The drug, which became just the third FDA-approved weight-loss drug only last month, is now available with a prescription for patients that meet a certain number of criteria.
In a press release, Orexigen said its extended-release Contrave pills are approved…
“… as an adjunct to a reduced-calorie diet and increased physical activity for chronic weight management in adults with an initial body mass index (BMI) of 30 kg/m2 or greater (obese), or 27 kg/m2 or greater (overweight) in the presence of at least one weight-related comorbid condition (e.g., hypertension, type 2 diabetes mellitus or dyslipidemia).”
The price of OREX stock certainly responded to the announcement Tuesday, though much of the movement might have come on a short squeeze — which occurs when traders who have borrowed and sold shares of a company in the belief the stock will fall are forced to buy back those shares and return them to their original owners.
As of Sept. 30, Orexigen stock was heavily shorted at eight days to cover — the number of days it would take for all short positions to close out their positions at the average daily volume. That’s four times as long as it would take to cover the short positions in the SPDR S&P 500 ETF (SPY).
Investors are hoping that Orexigen’s Contrave does more for the stock than similar weight-loss treatments have done for other small biotech stocks Arena Pharmaceuticals (ARNA) and Vivus (VVUS). ARNA stock and VVUS stock — while they popped after their drugs were approved — have cratered 28% and 61% this year, respectively.

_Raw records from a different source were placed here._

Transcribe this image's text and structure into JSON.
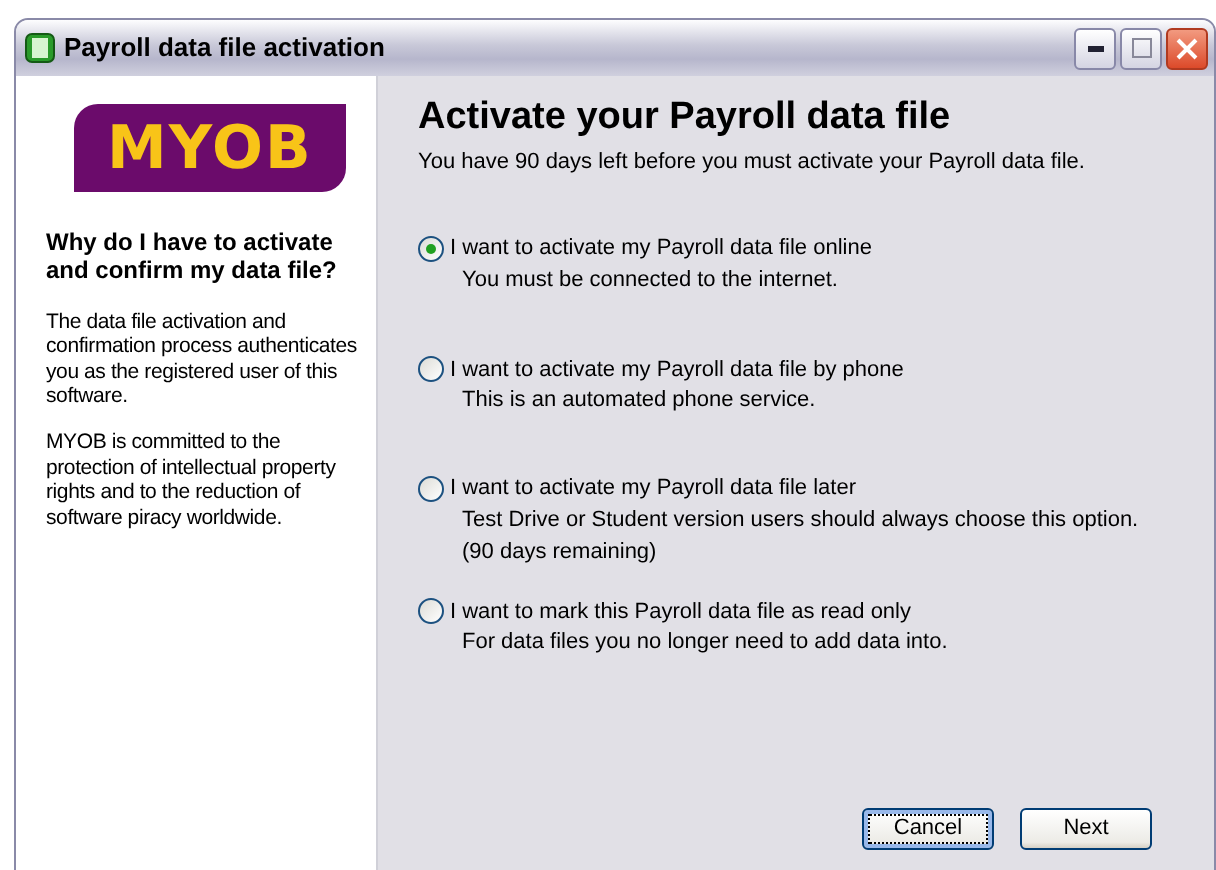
{
  "window": {
    "title": "Payroll data file activation"
  },
  "sidebar": {
    "logo": "MYOB",
    "question": "Why do I have to activate and confirm my data file?",
    "paragraphs": [
      "The data file activation and confirmation process authenticates you as the registered user of this software.",
      "MYOB is committed to the protection of intellectual property rights and to the reduction of software piracy worldwide."
    ]
  },
  "heading": "Activate your Payroll data file",
  "subtitle": "You have 90 days left before you must activate your Payroll data file.",
  "options": [
    {
      "label": "I want to activate my Payroll data file online",
      "selected": true,
      "notes": [
        "You must be connected to the internet."
      ]
    },
    {
      "label": "I want to activate my Payroll data file by phone",
      "selected": false,
      "notes": [
        "This is an automated phone service."
      ]
    },
    {
      "label": "I want to activate my Payroll data file later",
      "selected": false,
      "notes": [
        "Test Drive or Student version users should always choose this option.",
        "(90 days remaining)"
      ]
    },
    {
      "label": "I want to mark this Payroll data file as read only",
      "selected": false,
      "notes": [
        "For data files you no longer need to add data into."
      ]
    }
  ],
  "buttons": [
    {
      "label": "Cancel",
      "focused": true
    },
    {
      "label": "Next",
      "focused": false
    }
  ]
}
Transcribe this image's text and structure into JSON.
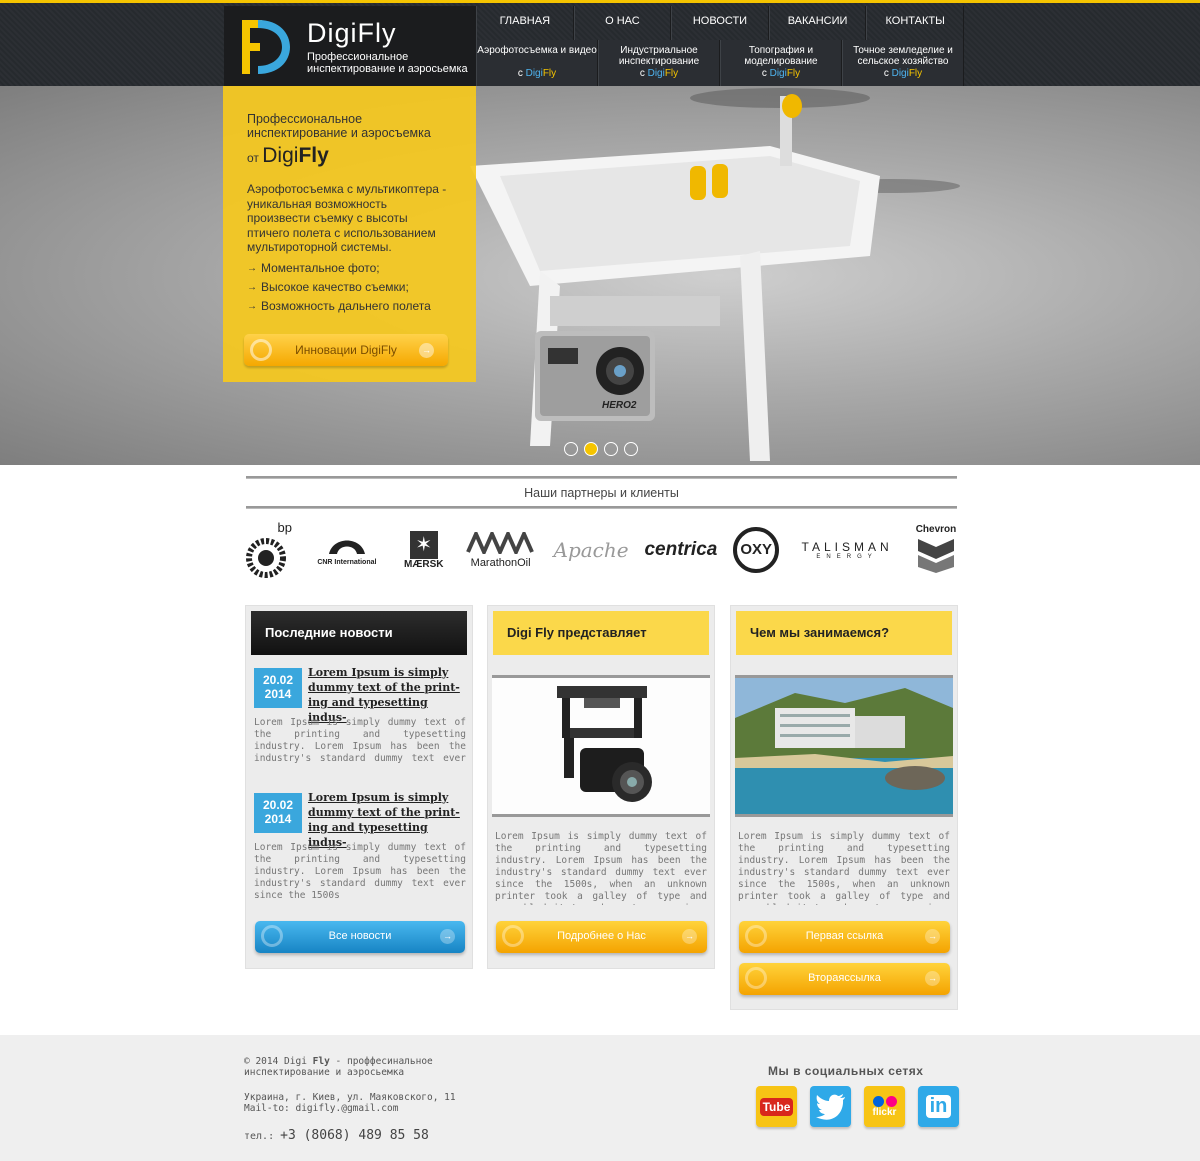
{
  "brand": {
    "name": "DigiFly",
    "tagline": "Профессиональное инспектирование и аэросьемка"
  },
  "nav_top": [
    "ГЛАВНАЯ",
    "О НАС",
    "НОВОСТИ",
    "ВАКАНСИИ",
    "КОНТАКТЫ"
  ],
  "nav_sub": [
    {
      "label": "Аэрофотосъемка и видео",
      "prefix": "с ",
      "digi": "Digi",
      "fly": "Fly"
    },
    {
      "label": "Индустриальное инспектирование",
      "prefix": "с ",
      "digi": "Digi",
      "fly": "Fly"
    },
    {
      "label": "Топография и моделирование",
      "prefix": "с ",
      "digi": "Digi",
      "fly": "Fly"
    },
    {
      "label": "Точное земледелие и сельское хозяйство",
      "prefix": "с ",
      "digi": "Digi",
      "fly": "Fly"
    }
  ],
  "hero": {
    "title": "Профессиональное инспектирование и аэросъемка",
    "by_prefix": "от ",
    "by_digi": "Digi",
    "by_fly": "Fly",
    "text": "Аэрофотосъемка с мультикоптера - уникальная возможность произвести съемку с высоты птичего полета с использованием мультироторной системы.",
    "list": [
      "Моментальное фото;",
      "Высокое качество съемки;",
      "Возможность дальнего полета"
    ],
    "button": "Инновации DigiFly",
    "camera_label": "HERO2",
    "slides": 4,
    "active_slide": 2
  },
  "partners": {
    "title": "Наши партнеры и клиенты",
    "logos": [
      "bp",
      "CNR International",
      "MÆRSK",
      "MarathonOil",
      "Apache",
      "centrica",
      "OXY",
      "TALISMAN",
      "ENERGY",
      "Chevron"
    ]
  },
  "news": {
    "heading": "Последние новости",
    "items": [
      {
        "day": "20.02",
        "year": "2014",
        "title": "Lorem Ipsum is simply dummy text of the print- ing and typesetting indus-",
        "body": "Lorem Ipsum is simply dummy text of the printing and typesetting industry. Lorem Ipsum has been the industry's standard dummy text ever since the"
      },
      {
        "day": "20.02",
        "year": "2014",
        "title": "Lorem Ipsum is simply dummy text of the print- ing and typesetting indus-",
        "body": "Lorem Ipsum is simply dummy text of the printing and typesetting industry. Lorem Ipsum has been the industry's standard dummy text ever since the 1500s"
      }
    ],
    "button": "Все новости"
  },
  "present": {
    "heading": "Digi Fly представляет",
    "body": "Lorem Ipsum is simply dummy text of the printing and typesetting industry. Lorem Ipsum has been the industry's standard dummy text ever since the 1500s, when an unknown printer took a galley of type and scrambled it to make a type specimen book. It has survived not",
    "button": "Подробнее о Нас"
  },
  "what": {
    "heading": "Чем мы занимаемся?",
    "body": "Lorem Ipsum is simply dummy text of the printing and typesetting industry. Lorem Ipsum has been the industry's standard dummy text ever since the 1500s, when an unknown printer took a galley of type and scrambled it to make a type specimen book. It has survived not",
    "button1": "Первая ссылка",
    "button2": "Втораяссылка"
  },
  "footer": {
    "copy_prefix": "© 2014 Digi ",
    "copy_fly": "Fly",
    "copy_rest": " - проффесинальное",
    "copy_line2": "инспектирование и аэросьемка",
    "address": "Украина, г. Киев, ул. Маяковского, 11",
    "mail": "Mail-to: digifly.@gmail.com",
    "phone_label": "тел.: ",
    "phone": "+3 (8068) 489 85 58",
    "social_title": "Мы в социальных сетях",
    "social": [
      {
        "name": "youtube",
        "label": "Tube",
        "color": "#f7c415"
      },
      {
        "name": "twitter",
        "label": "",
        "color": "#2fa9e8"
      },
      {
        "name": "flickr",
        "label": "flickr",
        "color": "#f7c415"
      },
      {
        "name": "linkedin",
        "label": "in",
        "color": "#2fa9e8"
      }
    ]
  },
  "colors": {
    "accent": "#f5c400",
    "blue": "#3aa7dd",
    "dark": "#1b1c1e"
  }
}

Given the choice of investing in one of these three weight-management plays, I don’t blame Wall Street for placing its chips on Contrave. Orexigen, by partnering with Japan’s Takeda, has secured a powerful partner willing to put major muscle behind making Contrave successful. Specifically, Takeda has a team of some 900 sales reps hocking the Orexigen product — 50% more than ARNA’s Belviq product enjoyed and six times the fleet of 150 that VVUS employs.
While sales of Vivus’ obesity treatment Qsymia nearly tripled year-over-year in the second quarter, sales still only totaled $11 million in the period. There’s reason to believe Orexigen’s Contrave can surpass that level. Contrave has been dubbed the “Goldilocks pill” in the obesity market, falling nicely between Qsymia and ARNA’s Belviq on the efficacy and safety spectrum.
Takeda’s sprawling sales force combined with the lack of a blockbuster drug in the obesity and weight loss arena make Orexigen Therapeutics a stock you may want to consider.